Scientists have found that when test monkeys spent five minutes learning how to use a rake, some of the neurons in their hands began behaving in a new way. They began to fire in response to stimuli at the end of the rake, not on the monkey’s hand. Other neurons, in the brain, respond to things that appear to lie within arm’s reach. Training the monkeys to use the rakes caused these neurons to change—reacting to objects lying within rake’s reach rather than arm’s reach.

This is the optimistic approach to the future of brain-computer interfaces, and the preliminary evidence is fairly positive. Nevertheless, there will probably be many roadblocks ahead.

Mind Flex: Real world brain controlled game by Mattel

PSFK reports:

… Mind Flex requires players to wear a headset equipped with sensors that measure brainwave activity in order to levitate a ball and move it through hoops.

In this video, a representative explains that the sensors detect and measure theta wave output, which as you concentrate, your brain creates more of.  After measuring those waves, it then converts them into a signal and sends it to the game unit, which in turn powers tiny little fans.  The harder you concentrate, the faster they spin and the higher the ball floats.

The brain waves signal to a computer, which in turn signal to real life fans, making it sort of a brain-computer interface hybrid. As more and more of these games go mainstream, the interest in neuroscience will grow as the results become more tangible. Perhaps they will also being to change some views toward non-materialism.

Less error in EEG feedback training when subjects engage in virtual reality

Ron-Angevin and Diaz-Estrella recently conducted a training session using untrained subjects to test whether they made more errors in a conventional (read: boring) training environment manipulating a 2-D horizontal bar or in a virtual reality environment while attempting to drive a car. In both environments, the subjects could only make responses by visualizing moving their right or left hands.

Once feedback was enabled in both systems (after a few seconds), the virtual reality system led to significantly less error than the conventional system. The subjects reported being more engaged in the virtual reality game and there is strong evidence to suggest that they were focused on dodging the obstacles.

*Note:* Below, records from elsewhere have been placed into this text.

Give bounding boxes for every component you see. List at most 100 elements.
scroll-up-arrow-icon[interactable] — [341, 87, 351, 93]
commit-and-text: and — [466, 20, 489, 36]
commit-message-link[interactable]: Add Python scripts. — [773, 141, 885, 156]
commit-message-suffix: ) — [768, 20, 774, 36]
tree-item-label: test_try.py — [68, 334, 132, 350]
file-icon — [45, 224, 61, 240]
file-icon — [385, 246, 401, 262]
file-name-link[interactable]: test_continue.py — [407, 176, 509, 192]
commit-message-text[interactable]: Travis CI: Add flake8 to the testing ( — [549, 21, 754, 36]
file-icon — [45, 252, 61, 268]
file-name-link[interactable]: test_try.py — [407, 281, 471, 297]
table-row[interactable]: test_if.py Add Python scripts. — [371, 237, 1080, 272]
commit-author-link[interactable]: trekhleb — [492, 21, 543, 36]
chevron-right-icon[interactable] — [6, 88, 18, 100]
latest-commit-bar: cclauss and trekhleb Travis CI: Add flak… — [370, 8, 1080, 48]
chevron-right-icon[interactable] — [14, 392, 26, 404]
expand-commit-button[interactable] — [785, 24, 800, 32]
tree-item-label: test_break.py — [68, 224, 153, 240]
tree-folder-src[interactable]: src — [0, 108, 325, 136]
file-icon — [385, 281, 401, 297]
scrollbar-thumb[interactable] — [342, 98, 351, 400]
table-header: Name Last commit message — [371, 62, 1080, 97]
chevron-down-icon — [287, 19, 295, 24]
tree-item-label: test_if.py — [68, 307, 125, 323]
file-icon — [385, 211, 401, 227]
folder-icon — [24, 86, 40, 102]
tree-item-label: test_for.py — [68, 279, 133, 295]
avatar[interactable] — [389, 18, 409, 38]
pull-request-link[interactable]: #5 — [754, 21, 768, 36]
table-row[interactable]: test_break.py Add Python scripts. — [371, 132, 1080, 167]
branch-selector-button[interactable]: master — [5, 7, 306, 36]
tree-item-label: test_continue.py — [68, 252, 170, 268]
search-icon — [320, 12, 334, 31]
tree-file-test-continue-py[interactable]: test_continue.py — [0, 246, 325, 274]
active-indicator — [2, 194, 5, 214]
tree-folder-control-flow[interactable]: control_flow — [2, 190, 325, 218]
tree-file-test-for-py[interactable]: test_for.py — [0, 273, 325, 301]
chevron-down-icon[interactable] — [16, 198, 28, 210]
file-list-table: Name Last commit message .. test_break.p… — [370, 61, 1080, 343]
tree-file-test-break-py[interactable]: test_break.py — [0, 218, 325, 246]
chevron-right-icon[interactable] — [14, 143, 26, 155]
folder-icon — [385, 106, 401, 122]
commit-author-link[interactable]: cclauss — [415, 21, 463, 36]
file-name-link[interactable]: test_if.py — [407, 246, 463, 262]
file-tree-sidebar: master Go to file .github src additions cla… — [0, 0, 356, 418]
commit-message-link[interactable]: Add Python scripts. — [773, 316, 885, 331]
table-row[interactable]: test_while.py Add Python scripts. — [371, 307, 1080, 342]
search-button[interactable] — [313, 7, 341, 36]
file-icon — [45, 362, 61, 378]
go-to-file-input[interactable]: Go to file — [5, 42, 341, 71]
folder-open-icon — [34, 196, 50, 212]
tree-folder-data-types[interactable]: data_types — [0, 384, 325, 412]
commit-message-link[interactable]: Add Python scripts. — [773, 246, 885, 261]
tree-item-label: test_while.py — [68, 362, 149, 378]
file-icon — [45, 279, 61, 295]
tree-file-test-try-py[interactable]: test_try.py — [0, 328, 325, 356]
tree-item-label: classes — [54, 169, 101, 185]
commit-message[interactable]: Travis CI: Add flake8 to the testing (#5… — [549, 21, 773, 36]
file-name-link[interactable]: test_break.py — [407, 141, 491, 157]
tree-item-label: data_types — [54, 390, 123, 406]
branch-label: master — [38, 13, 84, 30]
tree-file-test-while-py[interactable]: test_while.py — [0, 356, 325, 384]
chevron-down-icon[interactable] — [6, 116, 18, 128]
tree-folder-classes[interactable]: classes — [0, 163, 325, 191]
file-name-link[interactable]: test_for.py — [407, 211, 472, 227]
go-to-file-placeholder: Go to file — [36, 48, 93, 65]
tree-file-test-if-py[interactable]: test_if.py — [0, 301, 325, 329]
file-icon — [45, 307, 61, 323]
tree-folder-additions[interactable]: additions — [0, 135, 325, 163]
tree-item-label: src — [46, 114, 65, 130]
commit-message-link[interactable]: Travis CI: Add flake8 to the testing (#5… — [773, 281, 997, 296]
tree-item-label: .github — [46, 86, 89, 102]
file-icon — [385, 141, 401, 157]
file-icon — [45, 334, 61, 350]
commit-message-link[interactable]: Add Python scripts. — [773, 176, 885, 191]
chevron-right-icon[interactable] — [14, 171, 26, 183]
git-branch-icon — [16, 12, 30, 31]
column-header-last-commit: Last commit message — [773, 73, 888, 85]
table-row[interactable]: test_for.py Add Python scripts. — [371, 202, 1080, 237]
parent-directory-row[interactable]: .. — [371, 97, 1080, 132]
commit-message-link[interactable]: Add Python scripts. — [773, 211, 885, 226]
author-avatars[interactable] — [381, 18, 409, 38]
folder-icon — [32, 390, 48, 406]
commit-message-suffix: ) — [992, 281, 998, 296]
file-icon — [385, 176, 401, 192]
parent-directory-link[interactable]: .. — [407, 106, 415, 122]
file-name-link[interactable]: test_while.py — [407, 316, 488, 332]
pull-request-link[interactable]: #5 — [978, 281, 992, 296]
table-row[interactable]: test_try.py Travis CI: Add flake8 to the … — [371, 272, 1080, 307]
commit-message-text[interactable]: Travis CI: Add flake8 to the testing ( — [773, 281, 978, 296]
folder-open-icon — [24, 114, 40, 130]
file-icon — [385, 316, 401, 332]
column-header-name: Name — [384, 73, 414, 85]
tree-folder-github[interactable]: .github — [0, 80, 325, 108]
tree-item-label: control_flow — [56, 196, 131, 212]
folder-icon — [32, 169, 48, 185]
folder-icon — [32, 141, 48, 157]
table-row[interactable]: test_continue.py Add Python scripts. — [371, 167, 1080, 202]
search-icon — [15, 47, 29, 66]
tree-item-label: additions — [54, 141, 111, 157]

This study has applications in a surspising number of settings. Subjects respond well when presented with challenging, life-like environments that have feedback mechanisms built in. When building brain-computer interfaces, it is essential to include such a training environment.

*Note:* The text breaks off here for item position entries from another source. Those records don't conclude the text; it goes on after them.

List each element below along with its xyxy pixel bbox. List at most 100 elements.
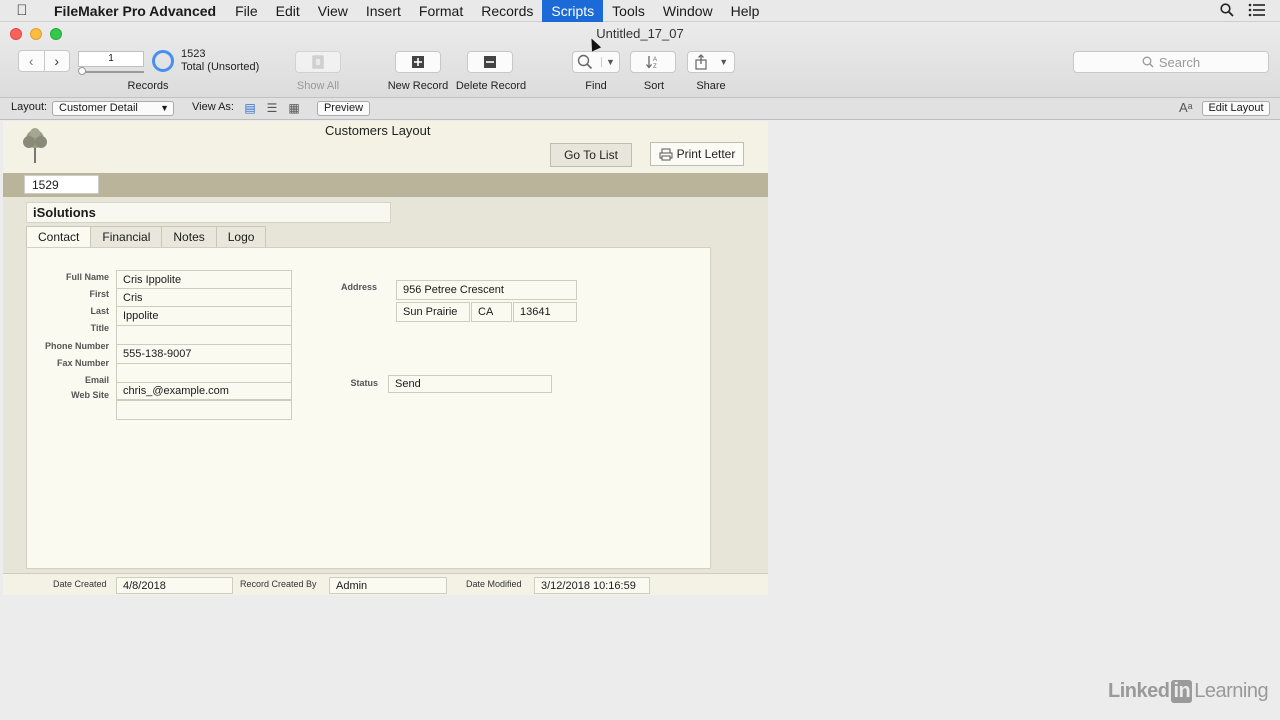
- find-magnifier-icon: [577, 54, 593, 70]
- form-view-icon[interactable]: ▤: [243, 102, 257, 114]
- new-record-button[interactable]: [395, 51, 441, 73]
- go-to-list-button[interactable]: Go To List: [550, 143, 632, 167]
- edit-layout-button[interactable]: Edit Layout: [1202, 101, 1270, 116]
- full-name-field[interactable]: Cris Ippolite: [116, 270, 292, 289]
- print-letter-label: Print Letter: [676, 147, 736, 161]
- phone-label: Phone Number: [44, 341, 109, 351]
- find-label: Find: [585, 80, 607, 92]
- menu-tools[interactable]: Tools: [603, 0, 654, 22]
- last-name-field[interactable]: Ippolite: [116, 306, 292, 326]
- quick-find-search[interactable]: Search: [1073, 51, 1269, 73]
- print-letter-button[interactable]: Print Letter: [650, 142, 744, 166]
- menu-app-name[interactable]: FileMaker Pro Advanced: [44, 3, 226, 19]
- menu-help[interactable]: Help: [722, 0, 769, 22]
- found-count-display: 1523 Total (Unsorted): [181, 48, 259, 74]
- previous-record-button[interactable]: ‹: [19, 51, 44, 71]
- delete-record-icon: [484, 56, 496, 68]
- found-set-pie-icon[interactable]: [152, 50, 174, 72]
- layout-bar: Layout: Customer Detail ▼ View As: ▤ ☰ ▦…: [0, 98, 1280, 120]
- sort-icon: AZ: [646, 56, 657, 69]
- street-field[interactable]: 956 Petree Crescent: [396, 280, 577, 300]
- spotlight-icon[interactable]: [1220, 2, 1234, 20]
- city-field[interactable]: Sun Prairie: [396, 302, 470, 322]
- date-modified-field[interactable]: 3/12/2018 10:16:59: [534, 577, 650, 594]
- customer-id-field[interactable]: 1529: [24, 175, 99, 194]
- fax-field[interactable]: [116, 363, 292, 383]
- contact-panel: Full Name First Last Title Phone Number …: [26, 247, 711, 569]
- address-label: Address: [340, 282, 377, 292]
- find-menu-chevron-icon[interactable]: ▼: [601, 57, 615, 67]
- company-name-field[interactable]: iSolutions: [26, 202, 391, 223]
- menu-file[interactable]: File: [226, 0, 267, 22]
- menu-format[interactable]: Format: [410, 0, 472, 22]
- date-modified-label: Date Modified: [466, 579, 522, 589]
- record-slider-track[interactable]: [80, 71, 144, 73]
- first-name-label: First: [89, 289, 109, 299]
- zip-field[interactable]: 13641: [513, 302, 577, 322]
- share-icon: [695, 54, 707, 70]
- found-status: Total (Unsorted): [181, 61, 260, 73]
- apple-icon[interactable]: : [0, 2, 44, 19]
- show-all-label: Show All: [296, 80, 340, 92]
- menu-view[interactable]: View: [309, 0, 357, 22]
- share-menu-chevron-icon[interactable]: ▼: [719, 57, 728, 67]
- created-by-field[interactable]: Admin: [329, 577, 447, 594]
- layout-content: Customers Layout Go To List Print Letter…: [0, 121, 1280, 720]
- records-label: Records: [127, 80, 169, 92]
- table-view-icon[interactable]: ▦: [287, 102, 301, 114]
- fax-label: Fax Number: [56, 358, 109, 368]
- tab-logo[interactable]: Logo: [215, 226, 267, 247]
- menu-edit[interactable]: Edit: [267, 0, 309, 22]
- window-title: Untitled_17_07: [596, 26, 684, 41]
- tab-financial[interactable]: Financial: [90, 226, 163, 247]
- linkedin-learning-watermark: Linked in Learning: [1108, 680, 1269, 703]
- record-navigation: ‹ ›: [18, 50, 70, 72]
- id-bar: [3, 173, 768, 197]
- share-label: Share: [696, 80, 726, 92]
- menu-scripts[interactable]: Scripts: [542, 0, 604, 22]
- next-record-button[interactable]: ›: [43, 51, 70, 71]
- state-field[interactable]: CA: [471, 302, 512, 322]
- menu-records[interactable]: Records: [472, 0, 542, 22]
- record-footer: Date Created 4/8/2018 Record Created By …: [3, 573, 768, 595]
- current-record-field[interactable]: 1: [78, 51, 144, 67]
- phone-field[interactable]: 555-138-9007: [116, 344, 292, 364]
- title-label: Title: [90, 323, 109, 333]
- find-button[interactable]: ▼: [572, 51, 620, 73]
- svg-text:Z: Z: [653, 64, 657, 69]
- menu-insert[interactable]: Insert: [357, 0, 410, 22]
- record-slider-thumb[interactable]: [78, 67, 86, 75]
- show-all-button[interactable]: [295, 51, 341, 73]
- new-record-icon: [412, 56, 424, 68]
- website-label: Web Site: [71, 390, 109, 400]
- watermark-in: in: [1171, 680, 1193, 703]
- svg-text:A: A: [653, 57, 657, 63]
- website-field[interactable]: [116, 400, 292, 420]
- menu-extras: [1220, 0, 1280, 22]
- delete-record-button[interactable]: [467, 51, 513, 73]
- tab-contact[interactable]: Contact: [26, 226, 92, 247]
- sort-label: Sort: [643, 80, 665, 92]
- title-field[interactable]: [116, 325, 292, 345]
- menu-window[interactable]: Window: [654, 0, 722, 22]
- email-field[interactable]: chris_@example.com: [116, 382, 292, 400]
- search-icon: [1142, 56, 1154, 68]
- list-view-icon[interactable]: ☰: [265, 102, 279, 114]
- date-created-label: Date Created: [53, 579, 107, 589]
- view-as-label: View As:: [192, 101, 234, 113]
- date-created-field[interactable]: 4/8/2018: [116, 577, 233, 594]
- notification-list-icon[interactable]: [1248, 3, 1266, 20]
- status-field[interactable]: Send: [388, 375, 552, 393]
- layout-label: Layout:: [11, 101, 48, 113]
- layout-select[interactable]: Customer Detail ▼: [52, 101, 174, 116]
- text-format-icon[interactable]: Aᵃ: [1179, 100, 1193, 115]
- share-button[interactable]: ▼: [687, 51, 735, 73]
- first-name-field[interactable]: Cris: [116, 288, 292, 307]
- tab-notes[interactable]: Notes: [161, 226, 217, 247]
- full-name-label: Full Name: [65, 272, 109, 282]
- watermark-linked: Linked: [1108, 680, 1170, 702]
- new-record-label: New Record: [387, 80, 449, 92]
- form-header: Customers Layout Go To List Print Letter: [3, 121, 768, 173]
- sort-button[interactable]: AZ: [630, 51, 676, 73]
- preview-button[interactable]: Preview: [317, 101, 370, 116]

The real question is, does this study lend any more evidence to the startling conclusion that we are living in a computer simulation?


Ron-Angevin R Diaz-Estrella A. 2008 Brain–computer interface: Changes in performance using virtual reality technique. Neuroscience Letters 449: 123-127. doi:10.1016/j.neulet.2008.10.099.

Electrode in mute man allows vowel production

That is the report from Nature News. They note that:

The electrode is different to others used for brain–computer interfaces, most of which are fixed to the skull rather than within a specific part of the brain. This means that the electrodes can move around, making it difficult to record from the same neurons every time or to leave the electrode in place in for more than a few months at a time.

The electrode used by Guenther’s team is impregnated with neurotrophic factors, which encourage neurons to grow into and around the electrode, anchoring it in place and allowing it to be recorded from for a much longer time.

As more public goodwill is seen from the results of this research, more money will probably be poured into it. The use of neurotrophic factors is interesting, and success in this area would raise serious questions about whether it could be used on healthy people as well to augment their senses or even to provide additional ones.